Saturday, August 18, 2012

A Way with Widows by Harold Adams

This book was picked because for its setting in North Dakota, but turned out to be about a setting of 1930s rural America. Author Harold Adams has garnered praise for his mysteries with P.I. Carl Wilcox as the antagonist including a Shamus award for The Man Who was Taller than God. In this taste of life during the depression, Wilcox goes to the aid of his sister’s friend who is accused of killing her husband albeit in a neighbor’s home.
Wilcox leaves his money-making efforts behind (he repaints signs for merchants) and gets to the task while at the same time training his nephew in the art of fighting the town bully and providing sexual favors to some widows in exchange for information. Wilcox who is a World War I veteran and has done jail time and been a police officer before taking on part time private eye work seemed to be very one dimensional. None of the characters were very likeable even the kind-hearted sister.

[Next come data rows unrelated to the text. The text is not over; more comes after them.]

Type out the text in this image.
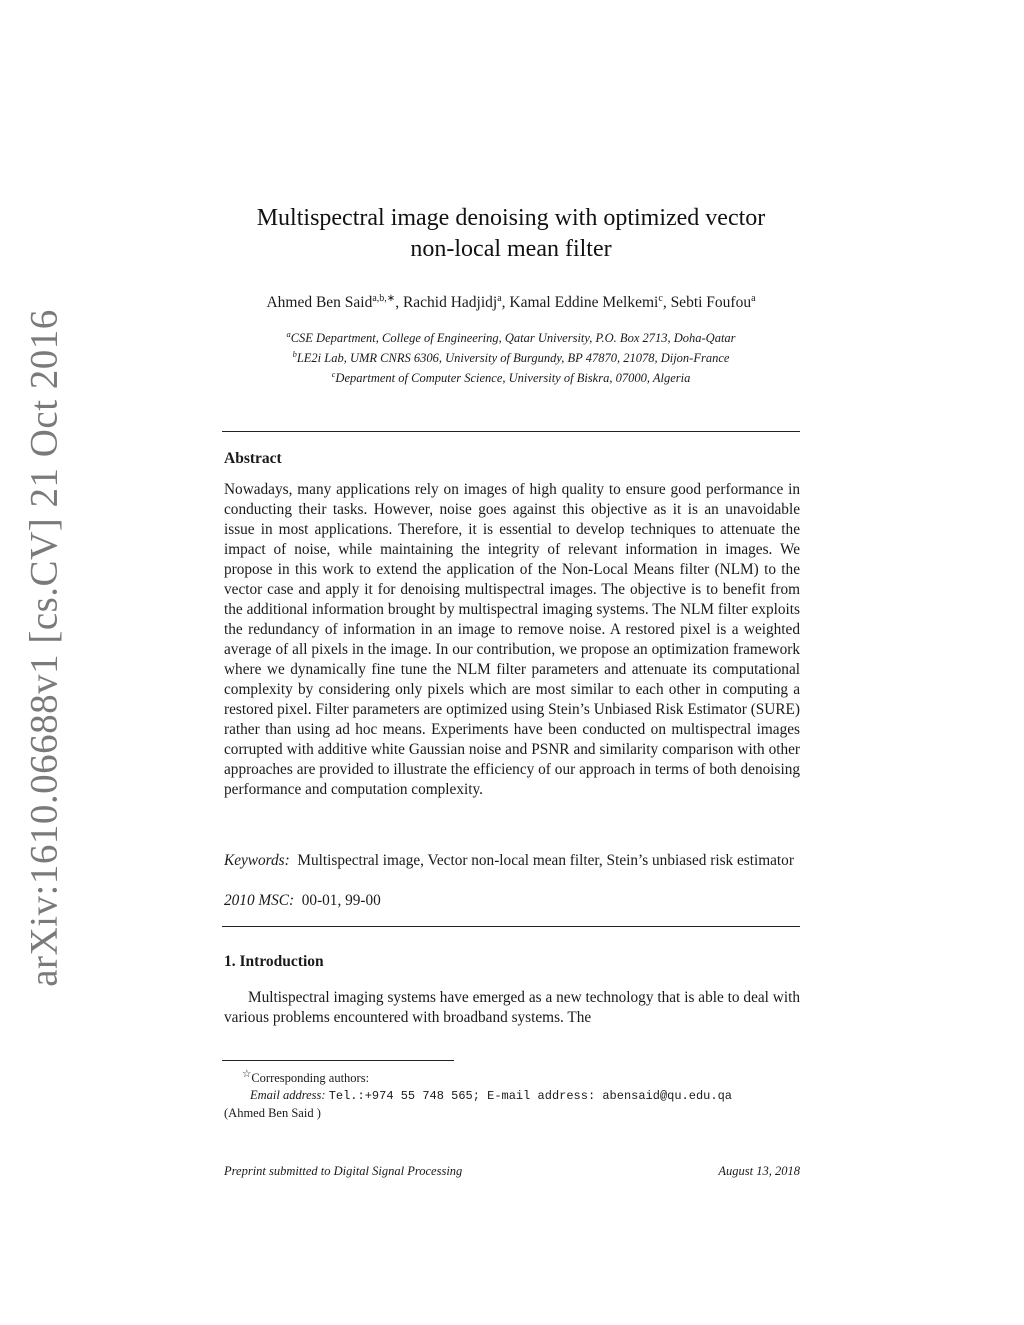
arXiv:1610.06688v1 [cs.CV] 21 Oct 2016
Multispectral image denoising with optimized vector
non-local mean filter
Ahmed Ben Said$^{a,b,∗}$, Rachid Hadjidj$^a$, Kamal Eddine Melkemi$^c$, Sebti Foufou$^a$
$^a$CSE Department, College of Engineering, Qatar University, P.O. Box 2713, Doha-Qatar
$^b$LE2i Lab, UMR CNRS 6306, University of Burgundy, BP 47870, 21078, Dijon-France
$^c$Department of Computer Science, University of Biskra, 07000, Algeria
Abstract
Nowadays, many applications rely on images of high quality to ensure good performance in conducting their tasks. However, noise goes against this objective as it is an unavoidable issue in most applications. Therefore, it is essential to develop techniques to attenuate the impact of noise, while maintaining the integrity of relevant information in images. We propose in this work to extend the application of the Non-Local Means filter (NLM) to the vector case and apply it for denoising multispectral images. The objective is to benefit from the additional information brought by multispectral imaging systems. The NLM filter exploits the redundancy of information in an image to remove noise. A restored pixel is a weighted average of all pixels in the image. In our contribution, we propose an optimization framework where we dynamically fine tune the NLM filter parameters and attenuate its computational complexity by considering only pixels which are most similar to each other in computing a restored pixel. Filter parameters are optimized using Stein’s Unbiased Risk Estimator (SURE) rather than using ad hoc means. Experiments have been conducted on multispectral images corrupted with additive white Gaussian noise and PSNR and similarity comparison with other approaches are provided to illustrate the efficiency of our approach in terms of both denoising performance and computation complexity.
Keywords: Multispectral image, Vector non-local mean filter, Stein’s unbiased risk estimator
2010 MSC: 00-01, 99-00
1. Introduction
Multispectral imaging systems have emerged as a new technology that is able to deal with various problems encountered with broadband systems. The
☆Corresponding authors:
Email address: Tel.:+974 55 748 565; E-mail address: abensaid@qu.edu.qa
(Ahmed Ben Said )
Preprint submitted to Digital Signal Processing	August 13, 2018
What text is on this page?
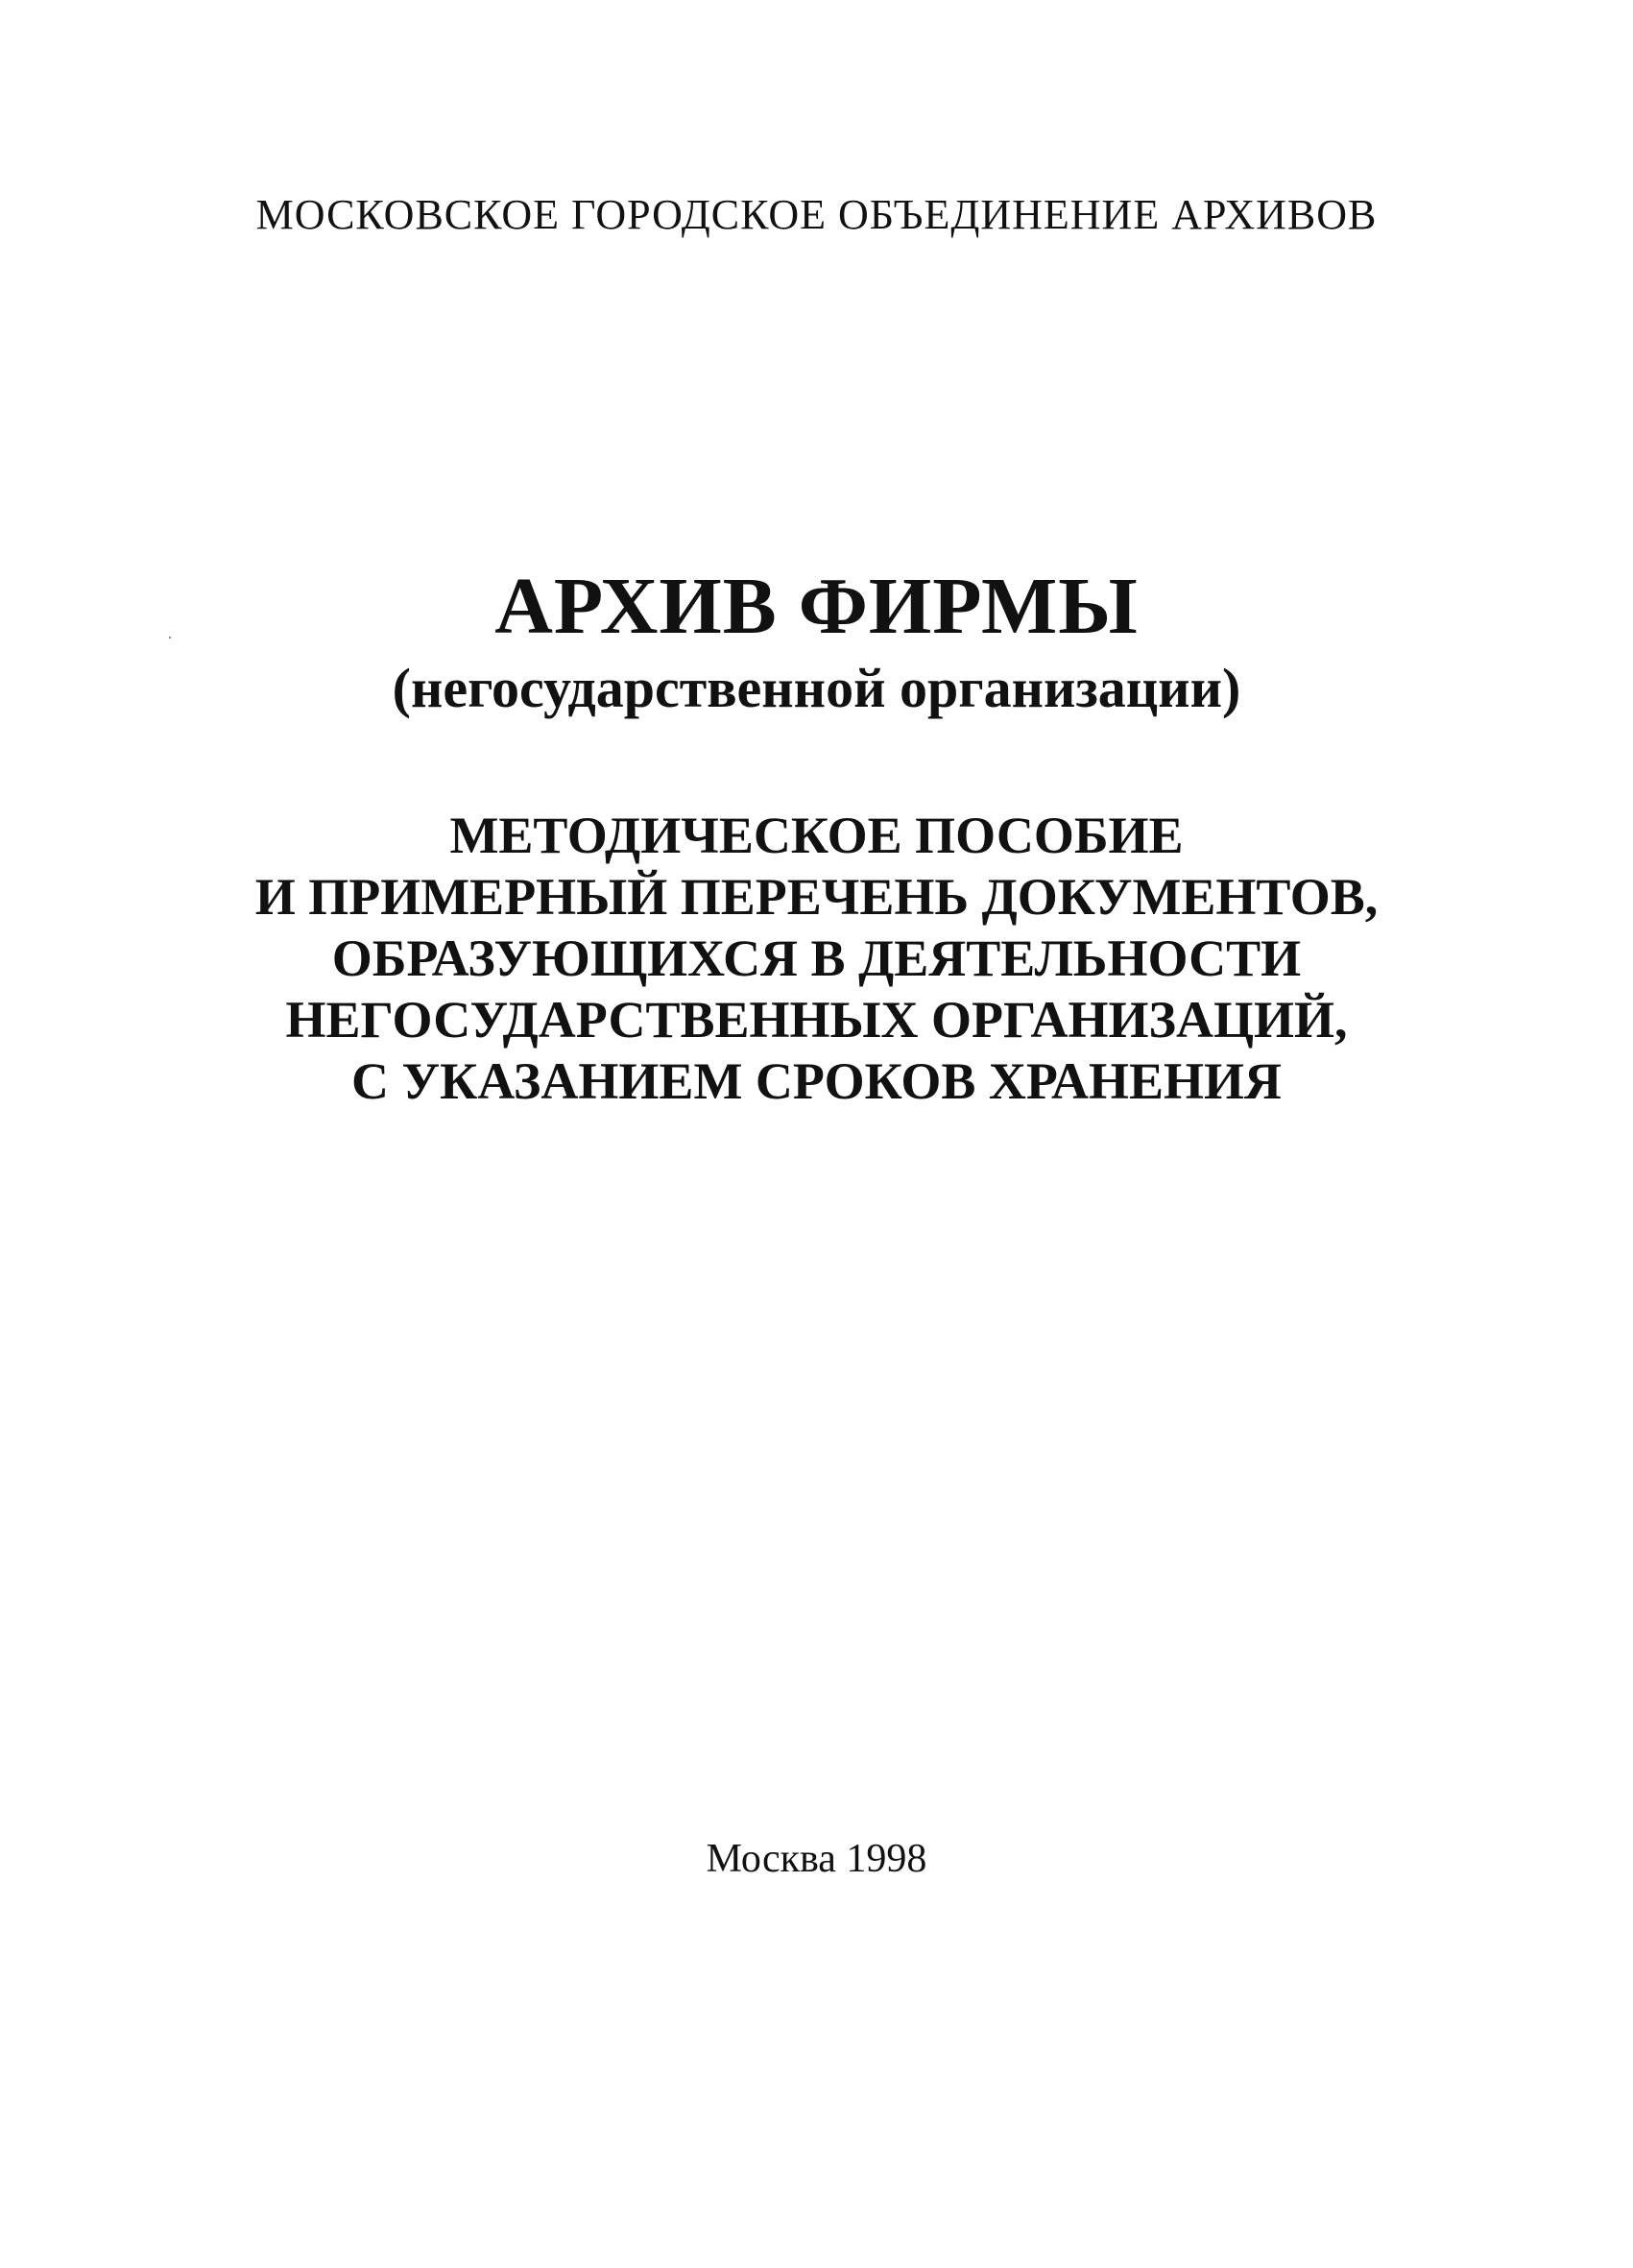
МОСКОВСКОЕ ГОРОДСКОЕ ОБЪЕДИНЕНИЕ АРХИВОВ
АРХИВ ФИРМЫ
(негосударственной организации)
МЕТОДИЧЕСКОЕ ПОСОБИЕ
И ПРИМЕРНЫЙ ПЕРЕЧЕНЬ ДОКУМЕНТОВ,
ОБРАЗУЮЩИХСЯ В ДЕЯТЕЛЬНОСТИ
НЕГОСУДАРСТВЕННЫХ ОРГАНИЗАЦИЙ,
С УКАЗАНИЕМ СРОКОВ ХРАНЕНИЯ
Москва 1998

I could almost hear the screen doors slamming every time someone came in or out of a house. Summertime in a small town took on entirely new meaning with no shortage of possible killers all female incidentally.  The ending saved Wilcox’s sister’s friend from jail or a trial but did not really seem to solve the crime. Does anyone really commit suicide by slitting their own throat? Questions lingered. It’s is enough to create a desire to read another of Adams series about Carl Wilcox to see if others are more substantial.